Your coach sees this in your effort or focus, and bam, it’s punishment time.

So, the bag skate: does it actually do anything?

….I really have no idea. How helpful was that?! (Read Tarik El-Bashir and Katie Carrera of the Washington Post if you want to read more about that idea.)

But, there are two reason they’re always going to be a thing that happens, and why this debate will repeatedly resurface around this time of year:

1) The timing. Late in the season, you can’t bag skate the boys, even if their focus and effort are off. You’re moving closer to playoffs. There are more injured guys, so the healthy guys are playing more minutes. You need your healthy bodies to not get run down.

2) You need the team to know that if need be, you will discipline, and that you are in charge. You need to set the tone early in the season that you notice when they slack off even a little bit, so hey – “everybody on the line.”

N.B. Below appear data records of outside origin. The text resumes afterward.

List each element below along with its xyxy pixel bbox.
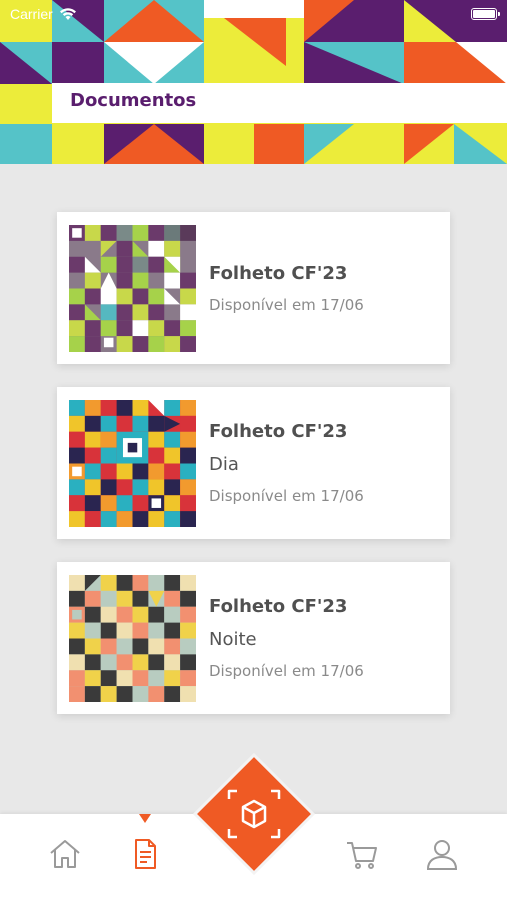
cart-icon — [347, 842, 377, 869]
battery-icon — [471, 8, 500, 20]
nav-cart[interactable] — [342, 834, 382, 874]
document-thumbnail — [69, 224, 196, 352]
scan-button[interactable] — [193, 753, 315, 875]
document-availability: Disponível em 17/06 — [209, 487, 364, 505]
nav-profile[interactable] — [422, 834, 462, 874]
document-card[interactable]: Folheto CF'23 Noite Disponível em 17/06 — [57, 562, 450, 714]
nav-documents[interactable] — [125, 834, 165, 874]
document-thumbnail — [69, 574, 196, 702]
document-subtitle: Noite — [209, 629, 257, 650]
user-icon — [426, 840, 458, 870]
document-availability: Disponível em 17/06 — [209, 295, 364, 314]
carrier-label: Carrier — [10, 6, 53, 22]
document-card[interactable]: Folheto CF'23 Dia Disponível em 17/06 — [57, 387, 450, 539]
document-icon — [135, 839, 156, 869]
document-subtitle: Dia — [209, 454, 239, 475]
status-bar: Carrier — [0, 0, 507, 28]
document-title: Folheto CF'23 — [209, 596, 348, 617]
document-thumbnail — [69, 399, 196, 527]
nav-home[interactable] — [45, 834, 85, 874]
active-tab-indicator — [139, 814, 151, 823]
document-title: Folheto CF'23 — [209, 421, 348, 442]
header-banner: Documentos Carrier — [0, 0, 507, 164]
document-title: Folheto CF'23 — [209, 262, 348, 284]
page-title: Documentos — [70, 90, 197, 111]
home-icon — [50, 840, 80, 868]
wifi-icon — [59, 8, 76, 20]
document-card[interactable]: Folheto CF'23 Disponível em 17/06 — [57, 212, 450, 364]
document-availability: Disponível em 17/06 — [209, 662, 364, 680]
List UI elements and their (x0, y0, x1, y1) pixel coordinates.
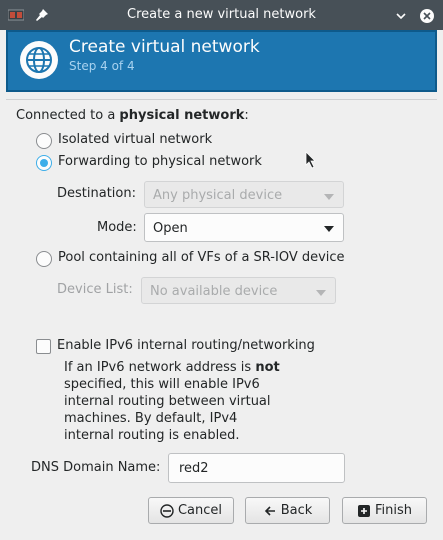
mode-label: Mode: (97, 220, 137, 235)
connection-heading-prefix: Connected to a (16, 108, 120, 123)
radio-forwarding[interactable] (36, 155, 52, 171)
ipv6-help-l1-bold: not (255, 360, 280, 375)
dns-domain-value: red2 (179, 461, 209, 476)
chevron-down-icon (316, 290, 326, 296)
destination-select: Any physical device (144, 181, 344, 208)
mode-select[interactable]: Open (144, 213, 344, 242)
device-list-value: No available device (150, 284, 278, 299)
connection-heading: Connected to a physical network: (16, 108, 249, 123)
ipv6-help-line-5: internal routing is enabled. (64, 428, 240, 443)
connection-heading-emphasis: physical network (119, 108, 245, 123)
ipv6-help-line-3: internal routing between virtual (64, 394, 271, 409)
radio-forwarding-label[interactable]: Forwarding to physical network (58, 154, 262, 169)
wizard-title: Create virtual network (69, 37, 260, 57)
mode-value: Open (153, 221, 188, 236)
ipv6-label[interactable]: Enable IPv6 internal routing/networking (57, 338, 315, 353)
ipv6-help-l1-pre: If an IPv6 network address is (64, 360, 256, 375)
window-titlebar: Create a new virtual network (0, 0, 443, 30)
chevron-down-icon (324, 226, 334, 232)
ipv6-checkbox[interactable] (36, 339, 51, 354)
globe-icon (20, 41, 58, 79)
header-divider (6, 99, 437, 100)
radio-isolated[interactable] (36, 133, 52, 149)
back-button[interactable]: Back (245, 497, 330, 524)
finish-button[interactable]: Finish (342, 497, 427, 524)
mouse-cursor-icon (305, 151, 316, 169)
wizard-step: Step 4 of 4 (69, 59, 135, 73)
radio-pool[interactable] (36, 251, 52, 267)
add-icon (357, 504, 370, 517)
ipv6-help-text: If an IPv6 network address is not specif… (64, 359, 280, 444)
close-button[interactable] (417, 5, 437, 25)
finish-label: Finish (374, 503, 412, 518)
dns-label: DNS Domain Name: (31, 460, 161, 475)
cancel-button[interactable]: Cancel (148, 497, 234, 524)
ipv6-help-line-1: If an IPv6 network address is not (64, 359, 280, 376)
cancel-label: Cancel (177, 503, 223, 518)
device-list-label: Device List: (57, 282, 133, 297)
close-icon (420, 8, 434, 23)
destination-value: Any physical device (153, 188, 283, 203)
dns-domain-input[interactable]: red2 (168, 453, 345, 483)
destination-label: Destination: (57, 186, 136, 201)
ipv6-help-line-2: specified, this will enable IPv6 (64, 377, 260, 392)
window-title: Create a new virtual network (127, 7, 316, 22)
chevron-down-icon (396, 12, 406, 19)
radio-isolated-label[interactable]: Isolated virtual network (58, 132, 212, 147)
arrow-left-icon (264, 505, 275, 516)
back-label: Back (280, 503, 313, 518)
cancel-icon (160, 503, 174, 518)
chevron-down-icon (324, 194, 334, 200)
connection-heading-suffix: : (244, 108, 249, 123)
wizard-header: Create virtual network Step 4 of 4 (6, 30, 437, 92)
minimize-button[interactable] (391, 5, 411, 25)
ipv6-help-line-4: machines. By default, IPv4 (64, 411, 238, 426)
radio-pool-label[interactable]: Pool containing all of VFs of a SR-IOV d… (58, 250, 345, 265)
device-list-select: No available device (141, 277, 336, 304)
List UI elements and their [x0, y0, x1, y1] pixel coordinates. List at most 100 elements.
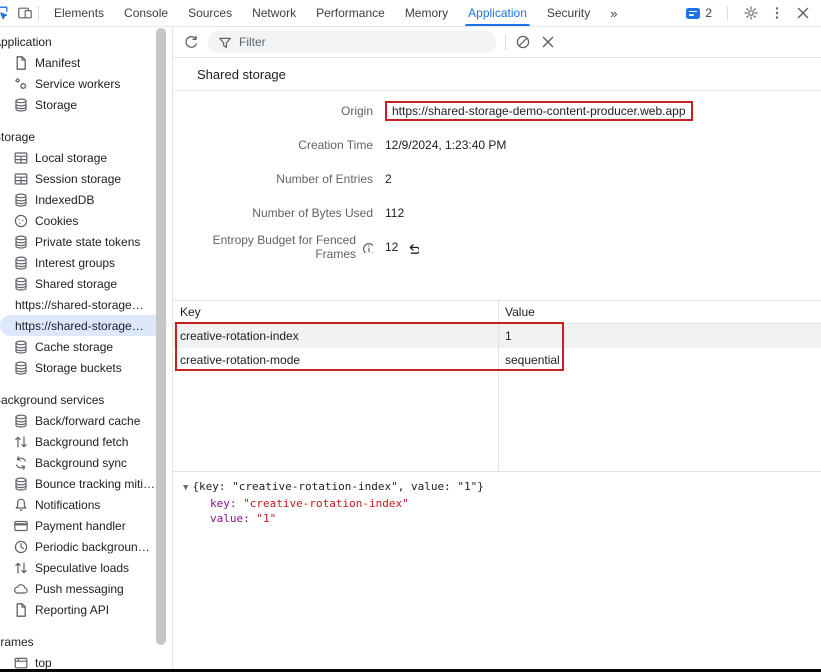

That’s the “open those lungs up” pose.

You can’t just sit back as a coach and get run over, let your team take nights off and hope to get ‘em next time, so at least a bag skate is taking action.

For the guys in the room, it doesn’t seem to have much effect one way or the other. It always feels good to have put in the work once practice is over, and it’s just one more thing you’ve been through as a team. No individual holds grudges, since you all went through it.

Guys might be bitter at the time, but there’s just no way out of it. You pull up your bootstraps, listen to the man in charge, and get that extra cardio in.

Then again, there is the possibility I’m wrong, and they have a raging negative effect - if you read the previous article I wrote on bag skating, note one thing: the two coaches who were putting their team through the paces at this time last year? Todd Richards of the Minnesota Wild, and Ken Hitchcock of the Columbus Blue Jackets.

Maybe Boudreau should’ve given them the day off instead.